Теледебаты все-таки перенесли. После тревожной новогодней ночи мэр заболел и, хотя оставался, как он сам говорил, в рабочем состоянии, то есть не сидел дома, тем не менее для выступлений по телевидению находился не в лучшей форме. Однако прошли две недели, ситуация изменилась, конкуренты вовсю выступали на радио, на страницах газет и на телевидении, и откладывать разговор с оппозицией было уже невозможно.
Это действительно была хорошо организованная, сплоченная оппозиция. Участники ее, в лице четырех конкурентов действующего мэра, принадлежали к разным партиям, различным и даже антагонистическим политическим движениям, но против Греча выступали единым фронтом.
Самым удивительным было то, что первую скрипку во всем этом играл незаметный и ничем вроде бы не выдающийся чиновник из мэрии, выдвинувший свою кандидатуру последним, - Игорь Игоревич Матейко.
Греч знал его несколько лет. Матейко был исполнительным и тихим сотрудником. Занимался, в частности, жилищными вопросами, в прошлом считался неплохим инженером - не более того. Теперь же Игорь Игоревич развил невероятно бурную деятельность. Лукин несколько раз очень серьезно предупреждал мэра, что к ситуации, которая складывается вокруг нового конкурента, нужно приглядываться повнимательнее.

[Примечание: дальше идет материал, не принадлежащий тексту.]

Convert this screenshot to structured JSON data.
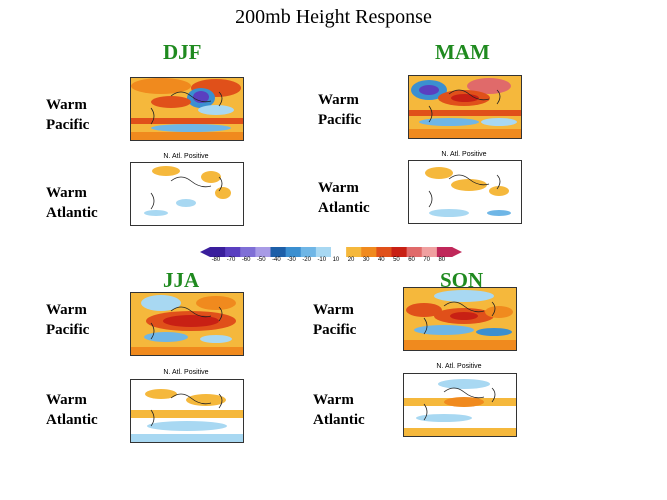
{
  "title": "200mb Height Response",
  "panels": [
    {
      "season": "DJF",
      "warm_pacific": "Warm Pacific",
      "warm_atlantic": "Warm Atlantic",
      "subtitle": "N. Atl. Positive"
    },
    {
      "season": "MAM",
      "warm_pacific": "Warm Pacific",
      "warm_atlantic": "Warm Atlantic",
      "subtitle": "N. Atl. Positive"
    },
    {
      "season": "JJA",
      "warm_pacific": "Warm Pacific",
      "warm_atlantic": "Warm Atlantic",
      "subtitle": "N. Atl. Positive"
    },
    {
      "season": "SON",
      "warm_pacific": "Warm Pacific",
      "warm_atlantic": "Warm Atlantic",
      "subtitle": "N. Atl. Positive"
    }
  ],
  "colorbar": {
    "ticks": [
      "-80",
      "-70",
      "-60",
      "-50",
      "-40",
      "-30",
      "-20",
      "-10",
      "10",
      "20",
      "30",
      "40",
      "50",
      "60",
      "70",
      "80"
    ],
    "colors": [
      "#3a1e9c",
      "#5a3fc0",
      "#7f6fd6",
      "#a89be6",
      "#1d5fa8",
      "#3b8fd0",
      "#6fb6e6",
      "#a8d8f2",
      "#ffffff",
      "#f5b83c",
      "#f08a1e",
      "#e0501a",
      "#c82014",
      "#e06a6a",
      "#f0a0a0",
      "#c0285a"
    ]
  }
}
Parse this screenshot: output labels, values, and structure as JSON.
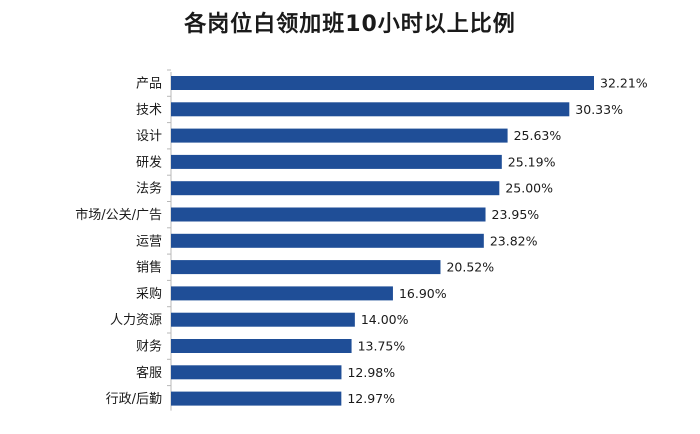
{
  "chart_data": {
    "type": "bar",
    "orientation": "horizontal",
    "title": "各岗位白领加班10小时以上比例",
    "categories": [
      "产品",
      "技术",
      "设计",
      "研发",
      "法务",
      "市场/公关/广告",
      "运营",
      "销售",
      "采购",
      "人力资源",
      "财务",
      "客服",
      "行政/后勤"
    ],
    "values": [
      32.21,
      30.33,
      25.63,
      25.19,
      25.0,
      23.95,
      23.82,
      20.52,
      16.9,
      14.0,
      13.75,
      12.98,
      12.97
    ],
    "value_labels": [
      "32.21%",
      "30.33%",
      "25.63%",
      "25.19%",
      "25.00%",
      "23.95%",
      "23.82%",
      "20.52%",
      "16.90%",
      "14.00%",
      "13.75%",
      "12.98%",
      "12.97%"
    ],
    "xlim": [
      0,
      32.21
    ],
    "grid": false,
    "bar_color": "#1f4e97"
  }
}
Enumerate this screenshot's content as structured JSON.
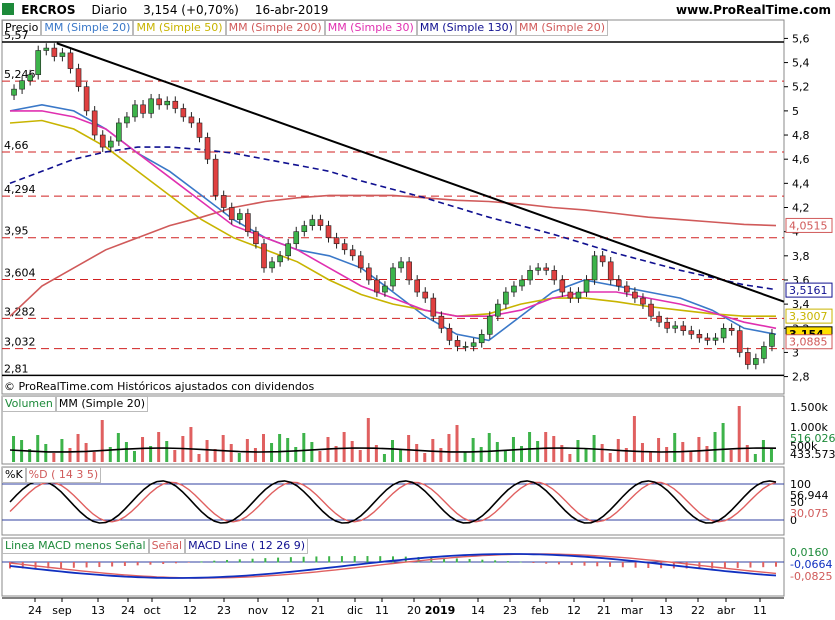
{
  "header": {
    "symbol": "ERCROS",
    "period": "Diario",
    "price": "3,154 (+0,70%)",
    "date": "16-abr-2019",
    "site": "www.ProRealTime.com"
  },
  "price_panel": {
    "legend": [
      "Precio",
      "MM (Simple 20)",
      "MM (Simple 50)",
      "MM (Simple 200)",
      "MM (Simple 30)",
      "MM (Simple 130)",
      "MM (Simple 20)"
    ],
    "legend_colors": [
      "#000000",
      "#3a78c8",
      "#c8b400",
      "#d05a5a",
      "#e030b0",
      "#101090",
      "#d05a5a"
    ],
    "left_levels": [
      "5,57",
      "5,246",
      "4,66",
      "4,294",
      "3,95",
      "3,604",
      "3,282",
      "3,032",
      "2,81"
    ],
    "right_ticks": [
      "5,6",
      "5,4",
      "5,2",
      "5",
      "4,8",
      "4,6",
      "4,4",
      "4,2",
      "4",
      "3,8",
      "3,6",
      "3,4",
      "3,2",
      "3",
      "2,8"
    ],
    "right_tags": [
      {
        "label": "4,0515",
        "color": "#d05a5a"
      },
      {
        "label": "3,5161",
        "color": "#101090"
      },
      {
        "label": "3,3007",
        "color": "#c8b400"
      },
      {
        "label": "3,154",
        "color": "#000000"
      },
      {
        "label": "3,0885",
        "color": "#d05a5a"
      }
    ],
    "copyright": "© ProRealTime.com  Históricos ajustados con dividendos"
  },
  "volume_panel": {
    "legend": [
      "Volumen",
      "MM (Simple 20)"
    ],
    "ticks": [
      "1.500k",
      "1.000k",
      "500k"
    ],
    "tags": [
      "516.026",
      "433.573"
    ]
  },
  "stoch_panel": {
    "legend": [
      "%K",
      "%D ( 14 3 5)"
    ],
    "ticks": [
      "100",
      "50",
      "0"
    ],
    "tags": [
      "56,944",
      "30,075"
    ]
  },
  "macd_panel": {
    "legend": [
      "Linea MACD menos Señal",
      "Señal",
      "MACD Line ( 12 26 9)"
    ],
    "tags": [
      "0,0160",
      "-0,0664",
      "-0,0825"
    ]
  },
  "x_axis": {
    "labels": [
      "24",
      "sep",
      "13",
      "24",
      "oct",
      "12",
      "23",
      "nov",
      "12",
      "21",
      "dic",
      "11",
      "20",
      "2019",
      "14",
      "23",
      "feb",
      "12",
      "21",
      "mar",
      "13",
      "22",
      "abr",
      "11"
    ]
  },
  "chart_data": {
    "type": "candlestick",
    "title": "ERCROS Diario",
    "ylim": [
      2.78,
      5.62
    ],
    "candles_close": [
      5.18,
      5.25,
      5.3,
      5.5,
      5.52,
      5.45,
      5.48,
      5.35,
      5.2,
      5.0,
      4.8,
      4.7,
      4.75,
      4.9,
      4.95,
      5.05,
      4.98,
      5.1,
      5.05,
      5.08,
      5.02,
      4.95,
      4.9,
      4.78,
      4.6,
      4.3,
      4.2,
      4.1,
      4.15,
      4.0,
      3.9,
      3.7,
      3.75,
      3.8,
      3.9,
      4.0,
      4.05,
      4.1,
      4.05,
      3.95,
      3.9,
      3.85,
      3.8,
      3.7,
      3.6,
      3.5,
      3.55,
      3.7,
      3.75,
      3.6,
      3.5,
      3.45,
      3.3,
      3.2,
      3.1,
      3.05,
      3.05,
      3.08,
      3.15,
      3.3,
      3.4,
      3.5,
      3.55,
      3.6,
      3.68,
      3.7,
      3.68,
      3.6,
      3.5,
      3.45,
      3.5,
      3.6,
      3.8,
      3.75,
      3.6,
      3.55,
      3.5,
      3.45,
      3.4,
      3.3,
      3.25,
      3.2,
      3.22,
      3.18,
      3.15,
      3.12,
      3.1,
      3.12,
      3.2,
      3.18,
      3.0,
      2.9,
      2.95,
      3.05,
      3.154
    ],
    "series": [
      {
        "name": "MM (Simple 20)",
        "color": "#3a78c8",
        "values": [
          5.0,
          5.05,
          5.0,
          4.85,
          4.65,
          4.5,
          4.3,
          4.1,
          3.95,
          3.85,
          3.8,
          3.7,
          3.5,
          3.3,
          3.15,
          3.1,
          3.3,
          3.5,
          3.6,
          3.55,
          3.5,
          3.45,
          3.35,
          3.2,
          3.15
        ]
      },
      {
        "name": "MM (Simple 50)",
        "color": "#c8b400",
        "values": [
          4.9,
          4.92,
          4.85,
          4.7,
          4.5,
          4.3,
          4.1,
          3.95,
          3.85,
          3.75,
          3.6,
          3.48,
          3.4,
          3.35,
          3.3,
          3.32,
          3.4,
          3.45,
          3.45,
          3.42,
          3.38,
          3.35,
          3.32,
          3.3,
          3.3
        ]
      },
      {
        "name": "MM (Simple 200)",
        "color": "#d05a5a",
        "values": [
          3.3,
          3.55,
          3.7,
          3.85,
          3.95,
          4.05,
          4.12,
          4.2,
          4.25,
          4.28,
          4.3,
          4.3,
          4.3,
          4.28,
          4.26,
          4.25,
          4.23,
          4.2,
          4.18,
          4.15,
          4.12,
          4.1,
          4.08,
          4.06,
          4.05
        ]
      },
      {
        "name": "MM (Simple 30)",
        "color": "#e030b0",
        "values": [
          5.0,
          5.0,
          4.95,
          4.85,
          4.65,
          4.45,
          4.25,
          4.05,
          3.95,
          3.85,
          3.7,
          3.55,
          3.45,
          3.35,
          3.3,
          3.3,
          3.35,
          3.45,
          3.5,
          3.5,
          3.45,
          3.4,
          3.33,
          3.25,
          3.2
        ]
      },
      {
        "name": "MM (Simple 130)",
        "color": "#101090",
        "values": [
          4.4,
          4.5,
          4.6,
          4.66,
          4.7,
          4.7,
          4.68,
          4.65,
          4.6,
          4.55,
          4.5,
          4.42,
          4.35,
          4.28,
          4.2,
          4.12,
          4.05,
          3.98,
          3.9,
          3.82,
          3.75,
          3.68,
          3.62,
          3.56,
          3.52
        ]
      }
    ],
    "trendline": [
      [
        0.07,
        5.56
      ],
      [
        1.0,
        3.42
      ]
    ]
  }
}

Греч сначала отмахивался, но потом, вняв советам Сергея Сергеевича, попросил его заняться изучением каналов, по которым текли деньги для избирательной кампании Матейко.
Оказалось, что даже для такого искушенного в добывании информации человека, как Лукин, выяснить источник изобилия, обрушившегося на штаб избирательной кампании Матейко, было совсем непросто.
- Я работаю по всем каналам, - говорил Лукин Павлу Романовичу. - Очень путаная история. Требуется, как минимум, недели две, чтобы вытащить все ниточки. Одно могу сказать - непрост этот Матейко. Вернее, не сам он, а заварушка вокруг его выдвижения. Это самый опасный для нас участок борьбы. Если можно так по-старому, по-партийному выразиться.
- Да можно как угодно выразиться, только суть от этого не изменится. Неужели они всерьез думают, что за какие-нибудь полтора месяца этот Матейко станет народным кумиром?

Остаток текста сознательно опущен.